Yesterday was filled with more good news for Paul when he announced that he is engaged to his Danish model girlfriend, Nina Agdal, who he has been dating for about a year. While some were popping champaign bottles in celebration, one notable politician, Sen. Chuck Schumer, had his eyes squarely focused on another Paul adjacent bottle, PRIME energy drink.

On Sunday, Schumer called on the Food and Drug Administration to investigate PRIME, also founded by Paul’s business partner KSI, over how much caffeine each bottle includes and how popular it has become with young consumers.

“One of the summer’s hottest status symbols for kids is not an outfit, or a toy—it’s a beverage,” the Senator said in a statement to Reuters. “But buyer and parents beware because it’s a serious health concern for the kids it so feverishly targets.”

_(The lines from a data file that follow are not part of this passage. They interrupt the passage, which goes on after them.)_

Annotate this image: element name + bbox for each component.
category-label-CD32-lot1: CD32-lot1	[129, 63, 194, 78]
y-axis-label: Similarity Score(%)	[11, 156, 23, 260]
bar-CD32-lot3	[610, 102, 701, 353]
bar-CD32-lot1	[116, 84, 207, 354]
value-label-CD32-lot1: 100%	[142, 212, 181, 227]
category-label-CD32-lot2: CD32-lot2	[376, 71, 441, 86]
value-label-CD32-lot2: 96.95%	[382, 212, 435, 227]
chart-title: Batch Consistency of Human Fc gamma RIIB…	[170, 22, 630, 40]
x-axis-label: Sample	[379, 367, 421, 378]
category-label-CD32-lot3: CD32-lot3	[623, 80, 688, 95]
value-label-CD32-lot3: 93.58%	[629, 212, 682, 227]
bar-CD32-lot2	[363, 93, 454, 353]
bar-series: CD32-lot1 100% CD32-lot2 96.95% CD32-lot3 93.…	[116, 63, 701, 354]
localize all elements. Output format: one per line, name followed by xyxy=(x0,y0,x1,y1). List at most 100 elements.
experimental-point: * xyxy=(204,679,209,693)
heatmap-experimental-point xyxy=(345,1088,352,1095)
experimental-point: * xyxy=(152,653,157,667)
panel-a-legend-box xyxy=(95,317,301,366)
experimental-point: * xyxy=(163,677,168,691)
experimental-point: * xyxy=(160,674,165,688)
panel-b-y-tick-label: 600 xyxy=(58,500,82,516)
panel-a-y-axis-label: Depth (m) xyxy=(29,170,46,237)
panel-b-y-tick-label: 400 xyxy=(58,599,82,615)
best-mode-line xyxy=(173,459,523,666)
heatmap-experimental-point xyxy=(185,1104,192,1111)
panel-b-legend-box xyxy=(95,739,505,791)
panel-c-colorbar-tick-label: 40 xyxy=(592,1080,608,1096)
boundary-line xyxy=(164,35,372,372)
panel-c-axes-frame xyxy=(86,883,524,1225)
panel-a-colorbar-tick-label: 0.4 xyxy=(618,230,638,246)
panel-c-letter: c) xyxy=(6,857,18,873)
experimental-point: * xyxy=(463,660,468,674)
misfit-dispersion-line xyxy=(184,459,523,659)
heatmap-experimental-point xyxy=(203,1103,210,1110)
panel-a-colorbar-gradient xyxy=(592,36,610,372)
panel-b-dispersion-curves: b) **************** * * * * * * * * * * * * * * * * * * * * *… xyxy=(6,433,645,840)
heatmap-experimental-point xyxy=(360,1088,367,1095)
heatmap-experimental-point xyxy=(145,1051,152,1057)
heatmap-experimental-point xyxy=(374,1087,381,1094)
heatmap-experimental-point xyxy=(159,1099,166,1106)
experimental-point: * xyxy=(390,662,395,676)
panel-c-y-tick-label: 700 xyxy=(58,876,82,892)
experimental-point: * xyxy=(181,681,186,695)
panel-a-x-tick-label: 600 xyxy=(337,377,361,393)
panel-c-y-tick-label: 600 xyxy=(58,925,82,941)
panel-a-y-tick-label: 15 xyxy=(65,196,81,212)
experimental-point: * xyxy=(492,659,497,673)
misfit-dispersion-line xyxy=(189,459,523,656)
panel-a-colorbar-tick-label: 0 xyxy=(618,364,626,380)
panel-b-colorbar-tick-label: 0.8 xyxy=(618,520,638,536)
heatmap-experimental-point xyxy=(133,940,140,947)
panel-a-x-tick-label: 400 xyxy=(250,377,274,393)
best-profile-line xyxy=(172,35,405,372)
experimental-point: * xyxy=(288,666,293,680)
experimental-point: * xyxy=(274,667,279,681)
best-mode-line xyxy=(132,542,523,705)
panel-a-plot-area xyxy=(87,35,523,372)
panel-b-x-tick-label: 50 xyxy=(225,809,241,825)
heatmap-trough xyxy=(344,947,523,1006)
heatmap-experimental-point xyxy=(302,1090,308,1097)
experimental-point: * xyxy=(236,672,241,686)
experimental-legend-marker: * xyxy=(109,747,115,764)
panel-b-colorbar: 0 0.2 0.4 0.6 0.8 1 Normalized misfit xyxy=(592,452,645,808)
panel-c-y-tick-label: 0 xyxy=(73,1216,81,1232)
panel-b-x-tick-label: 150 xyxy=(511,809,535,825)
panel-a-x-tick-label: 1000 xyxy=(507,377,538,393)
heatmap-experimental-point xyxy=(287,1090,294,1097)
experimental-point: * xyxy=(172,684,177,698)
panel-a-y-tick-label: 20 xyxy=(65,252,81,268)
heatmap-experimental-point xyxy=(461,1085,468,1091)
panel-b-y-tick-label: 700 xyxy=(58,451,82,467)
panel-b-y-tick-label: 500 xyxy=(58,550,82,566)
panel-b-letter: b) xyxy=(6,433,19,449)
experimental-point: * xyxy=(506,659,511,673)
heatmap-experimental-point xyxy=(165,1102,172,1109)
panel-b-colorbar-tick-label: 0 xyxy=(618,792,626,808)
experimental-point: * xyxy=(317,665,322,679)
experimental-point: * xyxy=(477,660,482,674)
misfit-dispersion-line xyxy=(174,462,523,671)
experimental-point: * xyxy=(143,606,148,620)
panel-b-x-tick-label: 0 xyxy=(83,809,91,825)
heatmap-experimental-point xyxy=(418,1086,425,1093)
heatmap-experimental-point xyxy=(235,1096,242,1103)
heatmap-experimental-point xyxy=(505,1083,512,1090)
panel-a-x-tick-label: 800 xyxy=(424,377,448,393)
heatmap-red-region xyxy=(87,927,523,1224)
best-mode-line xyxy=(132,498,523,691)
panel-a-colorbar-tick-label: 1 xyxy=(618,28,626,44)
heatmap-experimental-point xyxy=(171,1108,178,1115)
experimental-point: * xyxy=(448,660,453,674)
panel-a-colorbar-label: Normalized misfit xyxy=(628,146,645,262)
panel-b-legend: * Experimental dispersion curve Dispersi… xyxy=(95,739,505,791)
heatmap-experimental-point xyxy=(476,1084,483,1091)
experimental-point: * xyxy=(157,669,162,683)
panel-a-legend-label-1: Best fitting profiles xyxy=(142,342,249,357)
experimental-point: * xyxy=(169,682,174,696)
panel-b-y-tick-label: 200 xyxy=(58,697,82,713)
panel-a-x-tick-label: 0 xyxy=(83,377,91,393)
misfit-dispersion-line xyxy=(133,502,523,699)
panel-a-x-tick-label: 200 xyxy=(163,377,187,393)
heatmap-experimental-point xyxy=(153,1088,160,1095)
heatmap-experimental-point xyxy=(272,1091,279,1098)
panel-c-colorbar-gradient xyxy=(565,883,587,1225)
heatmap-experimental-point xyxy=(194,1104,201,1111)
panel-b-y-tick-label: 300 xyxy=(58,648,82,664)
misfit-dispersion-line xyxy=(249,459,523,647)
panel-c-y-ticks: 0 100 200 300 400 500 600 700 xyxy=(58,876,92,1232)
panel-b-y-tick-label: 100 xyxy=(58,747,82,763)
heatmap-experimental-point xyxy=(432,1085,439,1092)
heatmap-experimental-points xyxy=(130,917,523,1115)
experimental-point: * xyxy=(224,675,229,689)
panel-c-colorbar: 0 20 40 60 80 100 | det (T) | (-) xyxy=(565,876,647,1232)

It was noted that a single bottle of PRIME contains 200 milligrams of caffeine per bottle, which is about the same amount of caffeine in a six-pack of Coca-Cola, or two bottles of Red Bull. Alyx Sealy, a spokesperson for PRIME, said the following in a statement, also to Reuters, “As a brand, our top priority is consumer safety, so we welcome discussions with the FDA or any other organization regarding suggested industry changes they feel are necessary in order to protect consumers.”

Sealy also pointed to another drink the company sells called PRIME Hydration, which contains no caffeine. Schumer rebutted, noting how confusing the two drink names are and how easy it would be for a parent to order the caffeinated beverage without knowing fully what they are getting.

“A simple search on social media for Prime will generate an eye-popping amount of sponsored content, which is advertising,” Schumer continued. “This content and the claims made should be investigated, along with the ingredients and the caffeine content in the Prime energy drink.”

It is worth noting that PRIME’s website warns that PRIME is not recommended for children under 18, women who are pregnant or nursing, or individuals who are sensitive to caffeine.